Author Contributions

All authors contributed to this work. M.I.S.-R. and I.A.-F. performed most of the experimental work and wrote the draft; A.M.G.-R. and D.L. performed the initial characterization of the enzyme; A.R. and I.D.-S. obtained the crystal structure; J.R. performed HSQC 2D-NMR experiments; A.G. contributed new reagents/analytical tools; F.J.R.-D. and A.T.M. designed the research and wrote the paper. All authors have read and agreed to the published version of the manuscript.

Funding

This research was funded by the GENOBIOREF (BIO2017-86559-R) project of the Spanish Ministry of Science & Innovation (co-financed by FEDER funds) to F.J.R.-D. and A.T.M.; and by the Consejo Superior de Investigaciones Científicas PIE-202120E019 to A.T.M., and the SusPlast platform to F.J.R.-D.

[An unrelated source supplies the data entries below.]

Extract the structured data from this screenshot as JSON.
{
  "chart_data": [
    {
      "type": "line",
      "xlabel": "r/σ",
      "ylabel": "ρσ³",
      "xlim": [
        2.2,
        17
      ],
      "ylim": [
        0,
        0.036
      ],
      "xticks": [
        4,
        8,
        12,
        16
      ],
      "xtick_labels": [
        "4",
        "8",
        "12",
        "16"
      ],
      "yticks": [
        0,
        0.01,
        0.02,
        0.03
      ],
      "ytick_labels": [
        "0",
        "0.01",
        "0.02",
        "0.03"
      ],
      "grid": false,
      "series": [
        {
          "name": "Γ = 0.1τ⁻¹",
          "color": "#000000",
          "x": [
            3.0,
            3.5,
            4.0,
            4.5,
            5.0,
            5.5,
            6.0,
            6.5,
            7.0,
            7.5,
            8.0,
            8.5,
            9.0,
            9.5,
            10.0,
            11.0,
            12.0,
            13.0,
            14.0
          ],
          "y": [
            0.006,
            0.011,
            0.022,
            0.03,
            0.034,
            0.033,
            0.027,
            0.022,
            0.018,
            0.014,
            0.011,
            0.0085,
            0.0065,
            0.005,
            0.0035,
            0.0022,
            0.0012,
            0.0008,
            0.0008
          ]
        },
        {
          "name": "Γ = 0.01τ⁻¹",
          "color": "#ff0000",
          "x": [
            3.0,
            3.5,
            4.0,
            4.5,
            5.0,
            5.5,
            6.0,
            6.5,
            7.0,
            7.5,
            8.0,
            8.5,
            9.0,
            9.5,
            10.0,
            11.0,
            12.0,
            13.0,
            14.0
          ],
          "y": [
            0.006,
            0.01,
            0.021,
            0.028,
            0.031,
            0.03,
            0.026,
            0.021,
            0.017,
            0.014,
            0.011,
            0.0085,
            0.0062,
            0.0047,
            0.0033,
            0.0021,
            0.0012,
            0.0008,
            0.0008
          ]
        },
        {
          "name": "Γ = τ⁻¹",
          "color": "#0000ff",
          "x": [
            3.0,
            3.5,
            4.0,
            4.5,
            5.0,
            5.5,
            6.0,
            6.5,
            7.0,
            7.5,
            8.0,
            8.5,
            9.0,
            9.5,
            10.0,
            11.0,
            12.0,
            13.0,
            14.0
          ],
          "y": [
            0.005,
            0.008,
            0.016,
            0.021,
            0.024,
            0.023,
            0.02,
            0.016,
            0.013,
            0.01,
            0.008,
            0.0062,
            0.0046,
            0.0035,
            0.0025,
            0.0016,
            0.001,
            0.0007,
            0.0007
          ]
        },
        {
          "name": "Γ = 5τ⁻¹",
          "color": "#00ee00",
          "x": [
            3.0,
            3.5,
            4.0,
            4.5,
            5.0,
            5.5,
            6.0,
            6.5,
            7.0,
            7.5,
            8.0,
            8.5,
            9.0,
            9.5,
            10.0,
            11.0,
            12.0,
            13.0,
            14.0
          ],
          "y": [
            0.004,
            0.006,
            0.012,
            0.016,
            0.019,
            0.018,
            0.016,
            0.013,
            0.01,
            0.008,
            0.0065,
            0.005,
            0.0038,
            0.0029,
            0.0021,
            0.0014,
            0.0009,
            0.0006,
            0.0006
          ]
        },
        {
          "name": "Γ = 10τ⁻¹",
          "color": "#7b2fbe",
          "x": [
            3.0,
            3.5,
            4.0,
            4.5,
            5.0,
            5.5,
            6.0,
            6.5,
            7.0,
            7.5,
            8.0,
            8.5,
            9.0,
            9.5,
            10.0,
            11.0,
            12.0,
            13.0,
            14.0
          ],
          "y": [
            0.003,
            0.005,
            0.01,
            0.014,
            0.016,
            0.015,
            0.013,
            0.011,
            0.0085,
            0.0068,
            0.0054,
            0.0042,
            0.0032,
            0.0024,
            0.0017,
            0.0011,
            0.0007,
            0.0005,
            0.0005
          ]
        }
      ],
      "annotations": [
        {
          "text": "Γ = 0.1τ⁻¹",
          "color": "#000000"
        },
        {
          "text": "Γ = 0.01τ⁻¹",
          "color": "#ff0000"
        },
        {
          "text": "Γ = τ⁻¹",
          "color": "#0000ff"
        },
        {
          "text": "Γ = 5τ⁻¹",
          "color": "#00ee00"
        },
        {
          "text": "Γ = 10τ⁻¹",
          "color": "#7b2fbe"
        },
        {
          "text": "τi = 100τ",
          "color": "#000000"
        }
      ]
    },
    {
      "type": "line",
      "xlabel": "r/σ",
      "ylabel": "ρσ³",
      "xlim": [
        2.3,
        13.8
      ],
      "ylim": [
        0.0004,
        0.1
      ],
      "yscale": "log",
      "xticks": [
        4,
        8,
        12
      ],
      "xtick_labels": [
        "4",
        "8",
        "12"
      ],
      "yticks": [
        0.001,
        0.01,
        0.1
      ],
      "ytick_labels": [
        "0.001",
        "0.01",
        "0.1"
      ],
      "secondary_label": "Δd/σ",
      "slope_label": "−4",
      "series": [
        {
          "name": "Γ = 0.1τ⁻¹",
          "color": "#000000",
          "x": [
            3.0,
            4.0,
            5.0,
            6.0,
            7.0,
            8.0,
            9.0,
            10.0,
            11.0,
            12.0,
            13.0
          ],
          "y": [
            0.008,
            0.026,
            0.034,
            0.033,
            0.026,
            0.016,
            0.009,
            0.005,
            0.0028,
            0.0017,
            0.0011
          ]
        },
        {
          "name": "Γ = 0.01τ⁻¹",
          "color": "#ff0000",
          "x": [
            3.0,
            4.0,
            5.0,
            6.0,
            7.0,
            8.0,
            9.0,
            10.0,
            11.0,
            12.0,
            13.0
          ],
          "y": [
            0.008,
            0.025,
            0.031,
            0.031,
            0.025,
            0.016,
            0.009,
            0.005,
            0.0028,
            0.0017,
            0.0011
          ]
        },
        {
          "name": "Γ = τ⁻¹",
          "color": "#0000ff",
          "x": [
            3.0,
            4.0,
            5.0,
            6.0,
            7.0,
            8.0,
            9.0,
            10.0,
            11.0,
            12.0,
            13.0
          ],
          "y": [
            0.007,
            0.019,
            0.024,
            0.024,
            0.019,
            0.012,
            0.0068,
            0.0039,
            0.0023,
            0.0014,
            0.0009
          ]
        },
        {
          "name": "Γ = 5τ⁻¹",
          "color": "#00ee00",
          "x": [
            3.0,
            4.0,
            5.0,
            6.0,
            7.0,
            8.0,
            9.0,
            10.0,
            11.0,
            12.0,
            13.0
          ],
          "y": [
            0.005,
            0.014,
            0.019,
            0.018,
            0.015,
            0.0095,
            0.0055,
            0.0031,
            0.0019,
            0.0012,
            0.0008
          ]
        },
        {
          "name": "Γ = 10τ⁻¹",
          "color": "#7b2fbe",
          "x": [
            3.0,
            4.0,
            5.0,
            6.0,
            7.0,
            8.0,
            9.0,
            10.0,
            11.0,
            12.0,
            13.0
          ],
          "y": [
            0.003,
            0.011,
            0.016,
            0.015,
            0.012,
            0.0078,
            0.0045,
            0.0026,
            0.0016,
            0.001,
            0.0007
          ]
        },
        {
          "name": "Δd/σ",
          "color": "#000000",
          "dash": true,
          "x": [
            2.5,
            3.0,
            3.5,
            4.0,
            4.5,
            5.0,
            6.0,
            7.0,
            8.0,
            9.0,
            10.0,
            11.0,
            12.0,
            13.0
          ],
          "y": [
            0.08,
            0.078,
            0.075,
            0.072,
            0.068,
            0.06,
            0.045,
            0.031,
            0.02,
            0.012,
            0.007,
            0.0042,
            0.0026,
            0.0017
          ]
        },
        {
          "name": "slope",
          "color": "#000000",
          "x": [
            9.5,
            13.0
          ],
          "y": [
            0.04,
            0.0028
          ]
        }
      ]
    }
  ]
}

Institutional Review Board Statement

Not applicable.

Informed Consent Statement

Not applicable.

Data Availability Statement

All data underlying this article are available in the main publication and in its Supplementary Material online. Any additional information can be obtained on request to the corresponding authors.

Conflicts of Interest

The authors declare no conflict of interest.